Today’s little effort also required another two car trip to B&Q and the distinct possibility of another one tomorrow.  Luckily because it is the World Cup, the shop was 3/4 deserted and we were in and out in twenty minutes, which compared to an hour, cheek by jowl with most of Leicestershire last time, was very welcome.

B&Q have roped in St. Alan of Titchmarsh, hallowed ex-presenter of Gardener’s World, and face of the Beeb’s coverage of Chelsea Flower Show since the invention of talking pictures, to be the face of their garden centre.  Here he is, beaming out like a beacon of hope from a giant display stand:

That probably isn’t the reflection from my flash in the background. It’s the lambent glow from his halo made of green twine.

Not everyone is quite as reverent at the sight of St. Alan as we are.  Some are positively frivolous in his presence, and have gone so far as to make certain additions to his sainted form.

What I particularly like about this is the fact that someone hasn’t just nipped by and drawn one of those curly, biro moustaches on a passing whim.  No.  This tache has actually been drawn out, coloured in, with shading and individually detailed hairs, cut out, and then stuck lovingly on Alan’s top lip.  Someone really thought this through.  I applaud their dedication.
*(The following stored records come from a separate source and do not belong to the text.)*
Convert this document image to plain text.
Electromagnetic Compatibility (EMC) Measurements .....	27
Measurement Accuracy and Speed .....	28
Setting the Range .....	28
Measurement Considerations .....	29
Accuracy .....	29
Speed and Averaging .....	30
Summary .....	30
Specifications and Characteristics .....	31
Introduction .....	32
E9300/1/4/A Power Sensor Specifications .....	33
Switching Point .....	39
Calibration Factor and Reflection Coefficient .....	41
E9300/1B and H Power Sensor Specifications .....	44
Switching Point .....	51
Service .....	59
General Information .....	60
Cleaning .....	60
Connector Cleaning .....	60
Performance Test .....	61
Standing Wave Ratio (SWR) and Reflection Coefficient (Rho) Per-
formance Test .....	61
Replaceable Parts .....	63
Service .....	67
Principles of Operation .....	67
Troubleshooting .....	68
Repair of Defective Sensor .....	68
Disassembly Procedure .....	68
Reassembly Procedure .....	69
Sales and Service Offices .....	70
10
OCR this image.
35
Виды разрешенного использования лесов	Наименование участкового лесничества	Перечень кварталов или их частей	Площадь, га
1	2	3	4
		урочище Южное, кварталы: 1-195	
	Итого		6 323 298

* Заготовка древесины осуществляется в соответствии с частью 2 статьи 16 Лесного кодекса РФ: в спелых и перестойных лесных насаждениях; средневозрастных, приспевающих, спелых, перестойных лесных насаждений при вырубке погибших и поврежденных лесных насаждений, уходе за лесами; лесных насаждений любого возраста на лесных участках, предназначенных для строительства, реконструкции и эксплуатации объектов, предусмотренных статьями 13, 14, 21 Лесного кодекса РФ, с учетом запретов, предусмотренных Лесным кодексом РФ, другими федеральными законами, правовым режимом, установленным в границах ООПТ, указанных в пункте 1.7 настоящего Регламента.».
This, on the other hand, seems to have been done quickly, and possibly in frustrated rage:

If you look carefully, you will see the tiny, vampire teeth that have been added by punching out sections of the stand, presumably with a garden fork, or possibly a pair of secateurs.  I expect it was someone who had their hostas ravaged by snails and just wasn’t in a forgiving mood.

I can sympathise with that.

I leave you with beautiful images of the poppy’s I grew, which bloomed earlier this week like so:

I managed to take this picture, and this picture:

shortly before the torrential rain and thunderstorms we have endured for much of the week battered the living crap out of them.  Poppies are hardly stayers on the blooming front. You’re lucky if you get a week out of them at most.  We got twenty four hours before they ended up looking like a dog’s dinner.

It’s enough to want to make you deface a picture of Alan Titchmarsh really.